The writeshop, which took place from July 11th until July 13th at IICD's office, served as a reality check for IICD’s approach on capacity development. Its goals were also to capture the wealth of IICD’s 16-year experience on capacity development activities and methodologies, as well as document the major methodologies that involve train the trainer training, on-the-job training, collective skills trainings, technical updates seminars and tech fairs.
As Caroline Figuères, IICD's Managing Director stated: “Our methodology is to give a model that people can apply in their own context.
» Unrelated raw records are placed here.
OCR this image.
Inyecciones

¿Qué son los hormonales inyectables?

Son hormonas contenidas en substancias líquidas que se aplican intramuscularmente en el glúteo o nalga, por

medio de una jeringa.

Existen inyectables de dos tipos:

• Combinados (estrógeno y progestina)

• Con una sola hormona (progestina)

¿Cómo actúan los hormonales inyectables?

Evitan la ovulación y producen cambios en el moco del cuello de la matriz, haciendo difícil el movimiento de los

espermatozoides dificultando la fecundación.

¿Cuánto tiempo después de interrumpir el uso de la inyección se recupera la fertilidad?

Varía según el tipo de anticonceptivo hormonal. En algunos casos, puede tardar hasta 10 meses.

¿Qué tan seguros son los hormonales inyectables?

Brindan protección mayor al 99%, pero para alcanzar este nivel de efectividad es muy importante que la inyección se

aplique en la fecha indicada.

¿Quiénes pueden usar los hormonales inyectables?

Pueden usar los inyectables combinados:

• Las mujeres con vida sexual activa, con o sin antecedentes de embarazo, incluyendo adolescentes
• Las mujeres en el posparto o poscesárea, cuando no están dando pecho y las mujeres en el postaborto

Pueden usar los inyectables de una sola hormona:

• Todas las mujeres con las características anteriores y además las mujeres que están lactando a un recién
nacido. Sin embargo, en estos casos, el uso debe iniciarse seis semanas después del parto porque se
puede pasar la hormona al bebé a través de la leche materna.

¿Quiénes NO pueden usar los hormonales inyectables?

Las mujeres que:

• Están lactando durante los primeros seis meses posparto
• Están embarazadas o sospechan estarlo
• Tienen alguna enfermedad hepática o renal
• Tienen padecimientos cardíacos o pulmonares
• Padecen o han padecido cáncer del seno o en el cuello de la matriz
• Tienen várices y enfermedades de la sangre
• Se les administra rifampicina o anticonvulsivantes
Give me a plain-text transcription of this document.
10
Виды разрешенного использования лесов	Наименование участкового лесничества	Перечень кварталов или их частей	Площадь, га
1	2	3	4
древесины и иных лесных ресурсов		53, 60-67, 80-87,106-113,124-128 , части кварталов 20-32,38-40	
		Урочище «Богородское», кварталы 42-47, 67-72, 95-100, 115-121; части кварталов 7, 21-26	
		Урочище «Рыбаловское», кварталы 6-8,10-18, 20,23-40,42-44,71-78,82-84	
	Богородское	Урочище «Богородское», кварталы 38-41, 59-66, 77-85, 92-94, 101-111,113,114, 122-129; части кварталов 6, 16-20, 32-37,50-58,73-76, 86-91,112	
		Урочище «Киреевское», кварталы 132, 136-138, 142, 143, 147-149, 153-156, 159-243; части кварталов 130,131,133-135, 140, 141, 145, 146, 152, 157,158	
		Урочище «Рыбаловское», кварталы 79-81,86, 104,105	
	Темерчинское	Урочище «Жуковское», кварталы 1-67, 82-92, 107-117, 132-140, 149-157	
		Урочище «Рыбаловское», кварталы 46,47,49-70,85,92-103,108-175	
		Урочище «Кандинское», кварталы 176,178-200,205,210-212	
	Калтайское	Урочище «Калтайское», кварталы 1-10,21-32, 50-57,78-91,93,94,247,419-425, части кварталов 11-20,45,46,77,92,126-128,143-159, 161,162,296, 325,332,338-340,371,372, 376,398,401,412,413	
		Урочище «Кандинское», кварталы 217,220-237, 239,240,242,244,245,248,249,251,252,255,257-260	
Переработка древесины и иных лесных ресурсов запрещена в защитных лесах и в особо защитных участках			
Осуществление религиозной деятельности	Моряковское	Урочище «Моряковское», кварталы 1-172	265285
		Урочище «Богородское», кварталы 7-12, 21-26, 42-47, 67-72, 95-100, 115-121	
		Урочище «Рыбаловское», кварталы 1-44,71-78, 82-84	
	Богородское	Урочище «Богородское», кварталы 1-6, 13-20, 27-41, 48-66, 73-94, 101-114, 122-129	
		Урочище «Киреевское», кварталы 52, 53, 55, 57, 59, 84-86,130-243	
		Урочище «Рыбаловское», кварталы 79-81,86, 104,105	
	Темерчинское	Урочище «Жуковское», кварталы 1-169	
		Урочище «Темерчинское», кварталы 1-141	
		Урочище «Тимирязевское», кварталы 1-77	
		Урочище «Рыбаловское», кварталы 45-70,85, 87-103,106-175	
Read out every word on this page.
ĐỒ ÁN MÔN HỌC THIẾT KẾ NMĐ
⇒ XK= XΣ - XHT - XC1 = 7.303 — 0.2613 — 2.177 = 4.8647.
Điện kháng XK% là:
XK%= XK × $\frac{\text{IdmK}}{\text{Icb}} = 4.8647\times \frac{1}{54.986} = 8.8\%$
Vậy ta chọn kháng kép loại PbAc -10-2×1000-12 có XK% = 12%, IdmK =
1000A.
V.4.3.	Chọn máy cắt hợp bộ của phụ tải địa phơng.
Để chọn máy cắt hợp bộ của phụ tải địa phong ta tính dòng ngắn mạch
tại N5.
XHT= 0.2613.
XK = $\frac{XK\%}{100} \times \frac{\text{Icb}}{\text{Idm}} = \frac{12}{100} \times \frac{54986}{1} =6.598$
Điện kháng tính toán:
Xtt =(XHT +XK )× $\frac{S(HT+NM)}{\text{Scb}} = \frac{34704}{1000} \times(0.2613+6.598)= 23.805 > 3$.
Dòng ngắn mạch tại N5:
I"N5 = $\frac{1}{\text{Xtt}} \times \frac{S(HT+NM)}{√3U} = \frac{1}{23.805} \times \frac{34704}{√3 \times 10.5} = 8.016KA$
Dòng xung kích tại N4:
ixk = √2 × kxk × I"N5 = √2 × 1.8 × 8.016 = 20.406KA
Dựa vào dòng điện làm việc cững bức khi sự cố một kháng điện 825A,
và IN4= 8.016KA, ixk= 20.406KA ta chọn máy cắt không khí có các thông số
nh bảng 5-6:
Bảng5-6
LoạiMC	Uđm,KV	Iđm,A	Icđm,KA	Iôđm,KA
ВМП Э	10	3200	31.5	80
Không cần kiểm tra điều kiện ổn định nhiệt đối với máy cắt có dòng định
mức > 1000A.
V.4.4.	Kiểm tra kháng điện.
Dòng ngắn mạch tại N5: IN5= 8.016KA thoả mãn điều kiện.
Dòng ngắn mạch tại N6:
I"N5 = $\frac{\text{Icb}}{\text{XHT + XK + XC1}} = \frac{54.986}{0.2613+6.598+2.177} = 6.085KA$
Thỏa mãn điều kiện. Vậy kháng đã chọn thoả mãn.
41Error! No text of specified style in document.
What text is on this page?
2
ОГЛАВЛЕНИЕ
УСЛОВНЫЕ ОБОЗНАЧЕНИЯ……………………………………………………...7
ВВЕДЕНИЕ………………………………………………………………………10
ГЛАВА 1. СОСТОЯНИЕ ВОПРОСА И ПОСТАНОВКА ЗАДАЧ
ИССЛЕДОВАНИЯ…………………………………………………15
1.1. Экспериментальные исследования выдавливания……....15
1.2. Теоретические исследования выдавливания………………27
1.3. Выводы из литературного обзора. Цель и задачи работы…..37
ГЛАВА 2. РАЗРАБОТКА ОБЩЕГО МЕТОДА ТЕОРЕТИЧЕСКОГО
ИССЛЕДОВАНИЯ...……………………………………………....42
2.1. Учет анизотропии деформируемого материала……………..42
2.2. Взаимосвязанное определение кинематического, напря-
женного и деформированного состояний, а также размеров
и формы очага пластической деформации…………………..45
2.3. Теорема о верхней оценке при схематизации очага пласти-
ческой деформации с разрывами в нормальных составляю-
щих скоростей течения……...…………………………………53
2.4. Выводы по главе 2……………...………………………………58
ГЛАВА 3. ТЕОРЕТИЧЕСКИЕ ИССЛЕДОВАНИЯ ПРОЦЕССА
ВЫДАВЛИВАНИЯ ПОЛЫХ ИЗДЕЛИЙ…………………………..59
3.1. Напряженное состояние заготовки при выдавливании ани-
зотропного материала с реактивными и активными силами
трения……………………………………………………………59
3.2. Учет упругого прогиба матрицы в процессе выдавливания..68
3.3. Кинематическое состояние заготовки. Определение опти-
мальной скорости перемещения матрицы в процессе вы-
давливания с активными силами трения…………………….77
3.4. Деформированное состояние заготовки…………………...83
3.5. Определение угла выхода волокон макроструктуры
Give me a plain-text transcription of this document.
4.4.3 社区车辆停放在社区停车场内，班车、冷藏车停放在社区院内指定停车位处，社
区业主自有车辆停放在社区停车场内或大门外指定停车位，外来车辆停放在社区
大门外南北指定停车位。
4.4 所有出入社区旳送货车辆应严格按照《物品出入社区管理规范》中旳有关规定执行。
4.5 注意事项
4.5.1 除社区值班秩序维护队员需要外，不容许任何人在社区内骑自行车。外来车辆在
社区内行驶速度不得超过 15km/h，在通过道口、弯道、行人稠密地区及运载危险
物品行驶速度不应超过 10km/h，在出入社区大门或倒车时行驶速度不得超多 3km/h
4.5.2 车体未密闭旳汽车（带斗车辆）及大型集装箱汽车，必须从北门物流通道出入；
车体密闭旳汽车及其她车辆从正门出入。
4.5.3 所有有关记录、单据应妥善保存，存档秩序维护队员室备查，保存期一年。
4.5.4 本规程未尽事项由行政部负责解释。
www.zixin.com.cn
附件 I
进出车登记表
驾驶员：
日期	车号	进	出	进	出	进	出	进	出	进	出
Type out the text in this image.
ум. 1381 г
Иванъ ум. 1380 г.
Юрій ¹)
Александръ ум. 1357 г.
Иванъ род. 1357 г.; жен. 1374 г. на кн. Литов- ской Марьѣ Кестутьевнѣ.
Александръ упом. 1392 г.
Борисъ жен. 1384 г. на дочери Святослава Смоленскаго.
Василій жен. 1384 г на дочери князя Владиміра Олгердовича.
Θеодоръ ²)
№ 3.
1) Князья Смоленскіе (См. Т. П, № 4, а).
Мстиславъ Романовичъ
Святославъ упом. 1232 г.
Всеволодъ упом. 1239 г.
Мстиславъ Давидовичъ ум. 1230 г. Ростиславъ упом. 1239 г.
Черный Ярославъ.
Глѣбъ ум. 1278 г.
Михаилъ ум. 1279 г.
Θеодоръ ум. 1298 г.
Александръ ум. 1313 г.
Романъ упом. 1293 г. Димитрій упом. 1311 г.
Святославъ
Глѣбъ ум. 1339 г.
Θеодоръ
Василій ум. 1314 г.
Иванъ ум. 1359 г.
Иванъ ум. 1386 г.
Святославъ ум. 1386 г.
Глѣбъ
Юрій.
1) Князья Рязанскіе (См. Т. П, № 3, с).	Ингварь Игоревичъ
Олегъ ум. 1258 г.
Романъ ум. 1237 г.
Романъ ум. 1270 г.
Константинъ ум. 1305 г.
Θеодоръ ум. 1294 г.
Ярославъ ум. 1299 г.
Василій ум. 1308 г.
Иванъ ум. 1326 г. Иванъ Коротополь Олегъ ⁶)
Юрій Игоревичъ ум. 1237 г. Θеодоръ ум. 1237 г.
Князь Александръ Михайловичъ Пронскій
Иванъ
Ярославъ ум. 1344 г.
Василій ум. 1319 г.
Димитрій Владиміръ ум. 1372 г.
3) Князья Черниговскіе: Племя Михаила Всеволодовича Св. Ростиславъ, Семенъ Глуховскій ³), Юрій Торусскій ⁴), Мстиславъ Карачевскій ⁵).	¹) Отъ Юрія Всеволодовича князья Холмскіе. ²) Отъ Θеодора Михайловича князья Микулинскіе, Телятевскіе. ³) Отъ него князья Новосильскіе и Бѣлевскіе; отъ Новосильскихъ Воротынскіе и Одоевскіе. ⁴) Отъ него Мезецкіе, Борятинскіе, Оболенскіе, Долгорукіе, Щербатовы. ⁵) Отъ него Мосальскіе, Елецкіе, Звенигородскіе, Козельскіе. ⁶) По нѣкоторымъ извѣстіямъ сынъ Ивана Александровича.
That is the great added value of this writeshop and the fundament for the sustainability of our activities meaning that people will be able to apply them by themselves in their own context.”
“A lot to look and hope for”
The participants of the writeshop were very enthusiastic to exchange their knowledge and experiences with their peers and to explore how they could redesign their capacity building approach in their projects.
Harry Hare, an experienced trainer from Kenya working for the African Development Resource Centre, a training research and capacity building organisation mentioned the importance of having a framework to identify training needs and having a training methodology and an evaluation. “The future of Information Communication Technologies in Kenya is bright and there is a general buzz about ICT used in economy, as well as many favorable policies”. In his work, ICT has helped him at every stage of training, management and organisation of events and evaluation processes with the use of Open Source ICT tools.
“There is a lot to look and hope for,” says Ken Kubuga from Ghana, who has a long experience as a trainer in capacity development as a trainer. For him, one of the most important aspects of the writeshop was identifying how to reach cheaper and more efficient communication in project implementation among the different counterparts. He underlined that “exposure to new technologies makes communication and documentation easier.”
The importance of exchanging knowledge
Mohammed Sangare from Mali, a doctor experienced in telemedicine research and teleradiology comments: “The general impression about the writeshop is that the different country experiences are shared and evaluated. That will eventually lead to a standardisation of these different uses.” Hugo Carrión from Ecuador, manager of Imaginar, a research centre for the Information Society, also refers to the importance of exchanging knowledge and experiences on capacity development. “I am learning very interesting things such as the process of capacity building, knowing experiences, exchanging knowledge, realising the things that need to be improved in capacity building.”
Many of the participating partners were also inspired by the experiences shared during the writeshop. Fabricio Fernandez from Bolivia says: “This writeshop has been dynamic, educational, giving an overview of the activities supported in other countries that are applied and are related to capacity building in ICT for Development." Yese Bwalya, founder of CareerMate a platform that provides career guidance for youth in Zambia, notes that “the prospects are really good. The instruction of the writeshop also allows people to engage in the discussion.”